The Life in Mind team spoke to Dr Katie McGill, Suicide Prevention Research Lead, Hunter New England Local Health District; and PhD candidate, University of Newcastle, who shared her highlights from the International Association for Suicide Prevention (IASP) 31st World Congress in September.
Tell us your key areas of interest?
My work is about improving suicide prevention ‘in the real world’. I’m particularly interested in translation of evidence into practice, identifying what works for whom, and building the capacity of local communities (including health services) to drive change. My PhD is about how we can use health service data to inform suicide prevention policy, planning and practice.
What was a key lesson from overseas experience that you feel could inform Australia’s ongoing reform and approach to suicide prevention?
The thing I most enjoy about IASP conferences is hearing from people across the world about the work they are doing in their country. It always broadens my perspective about what the critical issues are, allows me to contextualise where Australian work sits and usually disrupts my sense of what is ‘known’ and ‘unknown’- which is exactly what I want from a conference.
The stand out session that did this for me this time was the Keynote session on Prevention of Female Suicide and Self-Harm where Professor Silvia Canetto, Ms Shelby Rowe and Dr Lakshmi Vijayakumar laid out how our dominant paradigm in suicide prevention is often based on US-centric research and perspectives, unpacking data around female suicide and self-harm in China, on Indigenous people in America, and low-income countries.
How is this relevant to Australian suicide prevention? This session showed how social and cultural constructs and understandings of suicide drive what we do, who and what we prioritise, and how we determine what the potential solutions are in suicide prevention. The clear implication is that change is only possible if we challenge dominant narratives and ways of working. It invites us to lean into the points of suicide prevention reform in Australia that we find uncomfortable and through considering different ways of understanding and approaching suicide we may get to different solutions.

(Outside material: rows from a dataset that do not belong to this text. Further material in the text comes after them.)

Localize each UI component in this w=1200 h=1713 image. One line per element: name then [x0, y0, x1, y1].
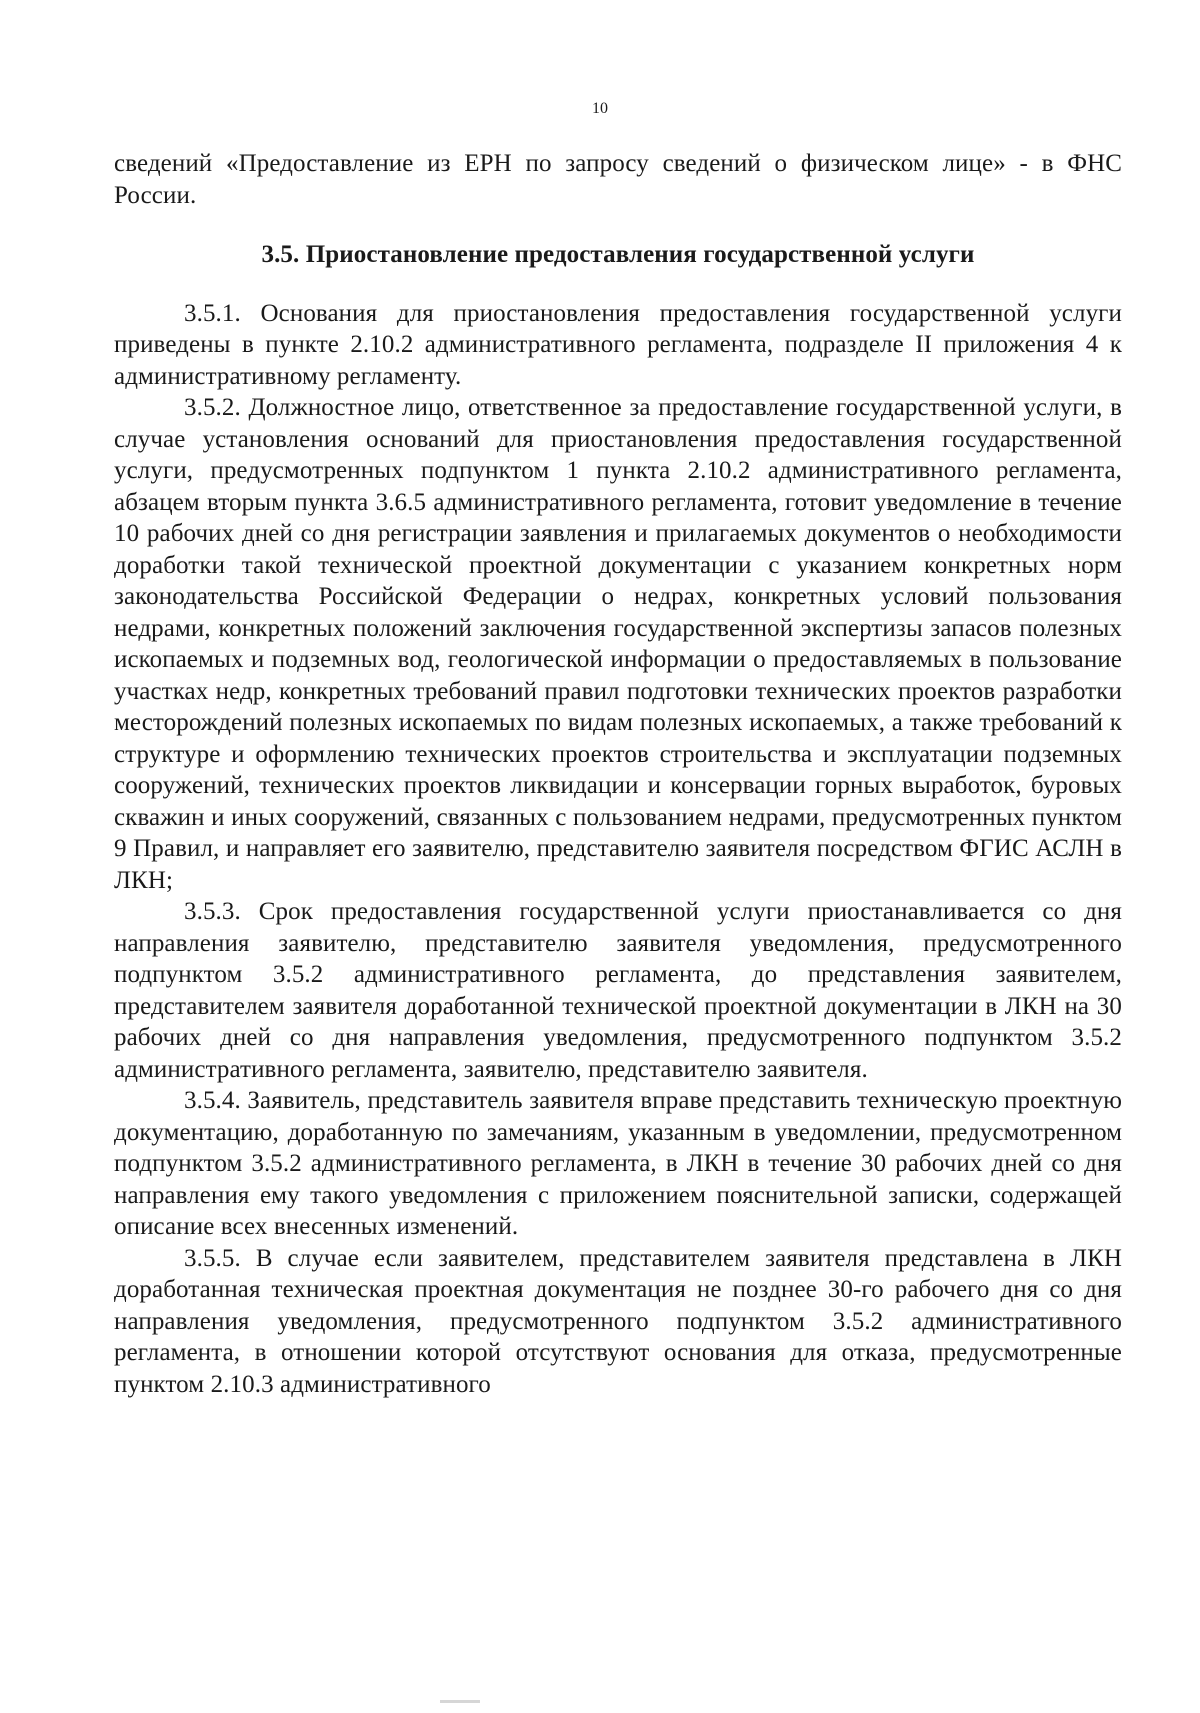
section-heading: 3.5. Приостановление предоставления государственной услуги	[261, 241, 975, 268]
page-number: 10	[592, 100, 608, 117]
paragraph-3-5-3: 3.5.3. Срок предоставления государственной услуги приостанавливается со дня направления заявителю, представителю заявителя уведомления, предусмотренного подпунктом 3.5.2 административного регламента, до представления заявителем, представителем заявителя доработанной технической проектной документации в ЛКН на 30 рабочих дней со дня направления уведомления, предусмотренного подпунктом 3.5.2 административного регламента, заявителю, представителю заявителя.	[114, 898, 1122, 1083]
paragraph-3-5-1: 3.5.1. Основания для приостановления предоставления государственной услуги приведены в пункте 2.10.2 административного регламента, подразделе II приложения 4 к административному регламенту.	[114, 299, 1122, 390]
paragraph-3-5-2: 3.5.2. Должностное лицо, ответственное за предоставление государственной услуги, в случае установления оснований для приостановления предоставления государственной услуги, предусмотренных подпунктом 1 пункта 2.10.2 административного регламента, абзацем вторым пункта 3.6.5 административного регламента, готовит уведомление в течение 10 рабочих дней со дня регистрации заявления и прилагаемых документов о необходимости доработки такой технической проектной документации с указанием конкретных норм законодательства Российской Федерации о недрах, конкретных условий пользования недрами, конкретных положений заключения государственной экспертизы запасов полезных ископаемых и подземных вод, геологической информации о предоставляемых в пользование участках недр, конкретных требований правил подготовки технических проектов разработки месторождений полезных ископаемых по видам полезных ископаемых, а также требований к структуре и оформлению технических проектов строительства и эксплуатации подземных сооружений, технических проектов ликвидации и консервации горных выработок, буровых скважин и иных сооружений, связанных с пользованием недрами, предусмотренных пунктом 9 Правил, и направляет его заявителю, представителю заявителя посредством ФГИС АСЛН в ЛКН;	[114, 394, 1122, 894]
paragraph-3-5-5: 3.5.5. В случае если заявителем, представителем заявителя представлена в ЛКН доработанная техническая проектная документация не позднее 30-го рабочего дня со дня направления уведомления, предусмотренного подпунктом 3.5.2 административного регламента, в отношении которой отсутствуют основания для отказа, предусмотренные пунктом 2.10.3 административного	[114, 1244, 1122, 1398]
document-body	[114, 148, 1122, 1400]
paragraph-3-5-4: 3.5.4. Заявитель, представитель заявителя вправе представить техническую проектную документацию, доработанную по замечаниям, указанным в уведомлении, предусмотренном подпунктом 3.5.2 административного регламента, в ЛКН в течение 30 рабочих дней со дня направления ему такого уведомления с приложением пояснительной записки, содержащей описание всех внесенных изменений.	[114, 1087, 1122, 1240]
scan-artifact	[440, 1700, 480, 1703]
paragraph-continuation: сведений «Предоставление из ЕРН по запросу сведений о физическом лице» - в ФНС России.	[114, 150, 1122, 209]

I was really taken with Frank Iorfino’s description of a ‘technology-enabled care coordination’ process whereby we may be able to improve recovery outcomes, reduce waiting list times, and reduce treatment disengagement through an online mechanism that allows people experiencing mental health problems to connect with the right service for the right problem quickly. My first job will be to read the associated paper in detail- and then I’m going to unpack what might be possible locally.
Was there anything surprising (innovation, findings, etc.) you learned from the conference?
While we know the physical health and mental health problems are strongly associated, I was really struck by Anvar Sadath’s comment how, in their study of physical and mental health comorbidities for people presenting with repeated major self-harm, physical pain was rarely routinely documented (or asked about) in the clinical assessment notes - whereas in qualitative interviews, it was a frequent and significant quality of life issue identified by participants. The role of pain as a potential driver of suicidality and self-harm is something we definitely need to understand more.